Do espaço nebuloso das lembranças, consigo reconstituir a primeira imagem que gravei do Seminário São José, vista de baixo, da Rua José de Alencar, entre as ruas Pedro II e José Carvalho, trecho onde primeiro morei em Crato quando chegara de Lavras da Mangabeira, em l953, ano do Centenário da Cidade.
O tradicional estabelecimento católico lá em cima se afigurava qual prédio sombrio, enegrecido pelas marcas do tempo escorrido na pintura a cal amarelecida, com manchas de lodo pela parede fronteira, meio encoberto por cortina de eucaliptos depois cortados. Destas árvores, quais frutos insólitos, balançavam ao vento urubus friorentos, vindos das imediações onde ficava o antigo matadouro público, lá nas bandas do Alto da Independência.
Outro aspecto nítido, que não me esqueço desse Crato de algumas décadas, o footing da Praça Siqueira Campos, desfile das pessoas a circular o passeio onde afluía surpreendente multidão aos sábados e domingos à noite.
Uma expectativa quase incontida perpassava a semana inteira, sobretudo de rapazes e moças.
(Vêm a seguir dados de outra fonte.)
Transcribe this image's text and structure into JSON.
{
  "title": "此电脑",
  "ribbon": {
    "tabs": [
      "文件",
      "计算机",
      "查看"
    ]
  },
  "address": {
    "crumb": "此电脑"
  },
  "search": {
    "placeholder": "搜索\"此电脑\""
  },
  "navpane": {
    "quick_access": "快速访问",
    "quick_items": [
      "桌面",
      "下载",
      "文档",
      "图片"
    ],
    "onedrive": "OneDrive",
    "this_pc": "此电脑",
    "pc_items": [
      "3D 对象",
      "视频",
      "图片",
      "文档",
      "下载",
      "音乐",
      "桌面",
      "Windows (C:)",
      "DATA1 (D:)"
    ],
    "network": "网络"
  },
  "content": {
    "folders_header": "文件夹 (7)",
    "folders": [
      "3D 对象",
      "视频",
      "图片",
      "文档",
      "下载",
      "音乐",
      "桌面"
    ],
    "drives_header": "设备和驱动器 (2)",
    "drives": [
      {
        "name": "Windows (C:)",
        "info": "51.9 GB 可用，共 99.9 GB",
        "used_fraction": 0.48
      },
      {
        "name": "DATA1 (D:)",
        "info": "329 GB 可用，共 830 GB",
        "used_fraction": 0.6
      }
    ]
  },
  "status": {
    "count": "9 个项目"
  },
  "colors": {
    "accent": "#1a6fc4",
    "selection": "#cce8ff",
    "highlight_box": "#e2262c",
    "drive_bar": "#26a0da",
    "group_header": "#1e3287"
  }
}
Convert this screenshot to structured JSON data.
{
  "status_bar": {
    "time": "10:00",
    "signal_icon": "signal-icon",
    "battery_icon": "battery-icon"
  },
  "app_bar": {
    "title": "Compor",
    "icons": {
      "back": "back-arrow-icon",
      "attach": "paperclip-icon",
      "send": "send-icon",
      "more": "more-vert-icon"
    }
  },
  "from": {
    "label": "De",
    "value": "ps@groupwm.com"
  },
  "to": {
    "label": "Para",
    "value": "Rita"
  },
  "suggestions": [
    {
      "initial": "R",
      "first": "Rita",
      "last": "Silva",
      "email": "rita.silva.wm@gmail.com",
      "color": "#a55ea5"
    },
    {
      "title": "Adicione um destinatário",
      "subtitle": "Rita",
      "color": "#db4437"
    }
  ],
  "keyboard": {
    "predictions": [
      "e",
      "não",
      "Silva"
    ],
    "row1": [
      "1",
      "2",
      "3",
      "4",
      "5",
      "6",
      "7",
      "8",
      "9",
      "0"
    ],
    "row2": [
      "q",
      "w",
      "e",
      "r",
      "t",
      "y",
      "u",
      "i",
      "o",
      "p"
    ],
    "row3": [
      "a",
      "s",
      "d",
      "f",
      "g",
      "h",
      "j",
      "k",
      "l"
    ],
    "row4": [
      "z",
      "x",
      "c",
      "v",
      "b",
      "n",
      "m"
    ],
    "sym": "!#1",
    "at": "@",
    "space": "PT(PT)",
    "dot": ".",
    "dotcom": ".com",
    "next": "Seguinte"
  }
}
Tão logo se punha o Sol, movimento inusitado ativava a população. De todos os lados, nos melhores trajes, jovens e adultos preenchiam as ruas do centro.
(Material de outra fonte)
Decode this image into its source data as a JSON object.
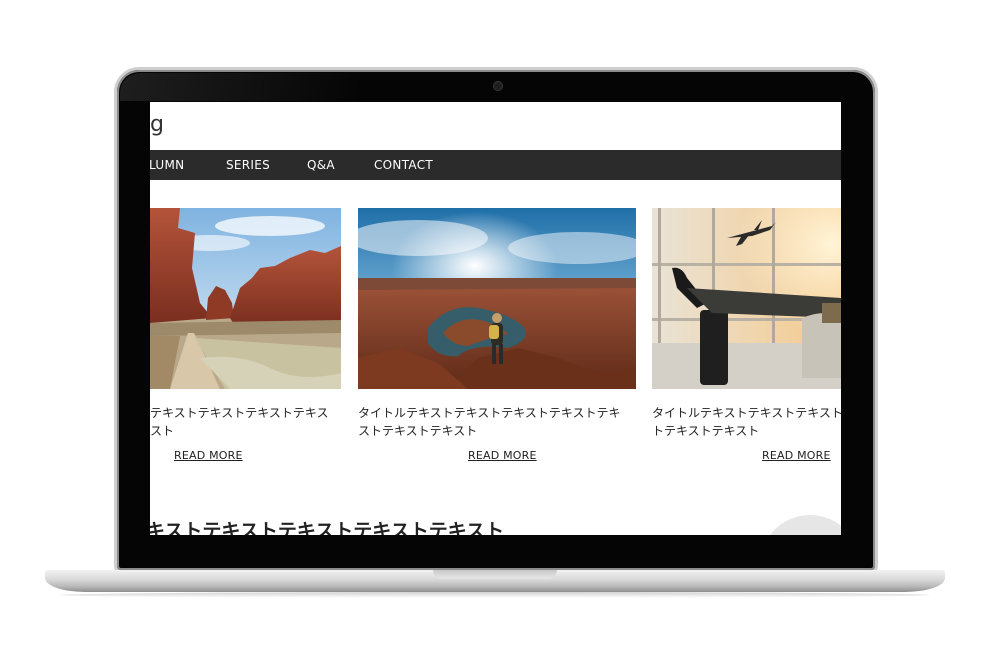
{
  "site": {
    "logo_text": "og"
  },
  "nav": {
    "items": [
      {
        "label": "LUMN"
      },
      {
        "label": "SERIES"
      },
      {
        "label": "Q&A"
      },
      {
        "label": "CONTACT"
      }
    ]
  },
  "cards": [
    {
      "title_line1": "テキストテキストテキストテキス",
      "title_line2": "スト",
      "read_more": "READ MORE"
    },
    {
      "title_line1": "タイトルテキストテキストテキストテキストテキ",
      "title_line2": "ストテキストテキスト",
      "read_more": "READ MORE"
    },
    {
      "title_line1": "タイトルテキストテキストテキストテキストテ",
      "title_line2": "トテキストテキスト",
      "read_more": "READ MORE"
    }
  ],
  "section": {
    "heading": "キストテキストテキストテキストテキスト"
  },
  "colors": {
    "nav_bg": "#2b2b2b",
    "text": "#222222",
    "bezel": "#050505"
  }
}
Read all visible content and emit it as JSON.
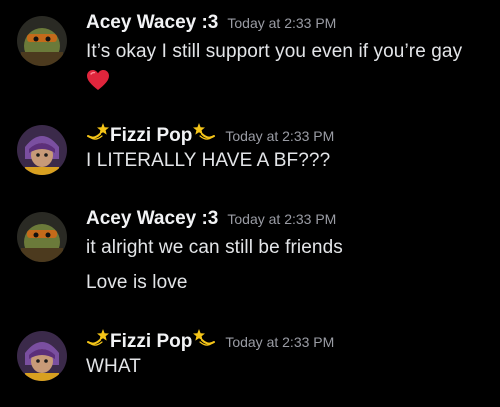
{
  "messages": [
    {
      "author": "Acey Wacey :3",
      "timestamp": "Today at 2:33 PM",
      "lines": [
        "It’s okay I still support you even if you’re gay"
      ],
      "emoji": "heart-emoji"
    },
    {
      "author": "Fizzi Pop",
      "timestamp": "Today at 2:33 PM",
      "lines": [
        "I LITERALLY HAVE A BF???"
      ]
    },
    {
      "author": "Acey Wacey :3",
      "timestamp": "Today at 2:33 PM",
      "lines": [
        "it alright we can still be friends",
        "Love is love"
      ]
    },
    {
      "author": "Fizzi Pop",
      "timestamp": "Today at 2:33 PM",
      "lines": [
        "WHAT"
      ]
    }
  ],
  "colors": {
    "background": "#000000",
    "username": "#f2f3f5",
    "timestamp": "#9a9ca4",
    "message_text": "#e3e5e8",
    "heart": "#e0253c",
    "dizzy_star": "#f5c518"
  }
}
O logradouro não demorava a fervilhar de gente, qual numa quermesse mágica. Luzes fortes, jardins bem cuidados, dezenas de carros parados em volta, o Cine Cassino movimentado e o som da Amplificadora Cratense, a envolver dramas e comédias, desencontros e encontros, numa algazarra multiforme.
As mocinhas, de braços dados, principiavam a girar; grupos de três, quatro, ou até mais, num animado carrossel, enquanto os homens, atentos e conversadores, se postavam em torno, nas laterais do circuito humano, olhos acesos na beleza feminina.
Da observação espontânea que se estabelecia, se davam as trocas de interesses, nos chamados flertes, aos primeiros toques de simpatia.
Só depois, com as mudanças trazidas pelo progresso, princípios dos anos 70, junto dos sinais de televisão que chegavam, sumiria essa festa interiorana, após deixar rastro de uniões feitas ou desfeitas, nas histórias familiares dos que ali se conheceram em momentos inesquecíveis. De se olharem, confirmadas as preferências, os rapazes acompanhavam a escolhida em mais outra volta da praça, seguindo ambos, depois, no sentido da Praça da Sé, onde quase sempre havia bancos vagos para o início dos namoros, umas vezes, fugazes; outras, prenúncio de casamento.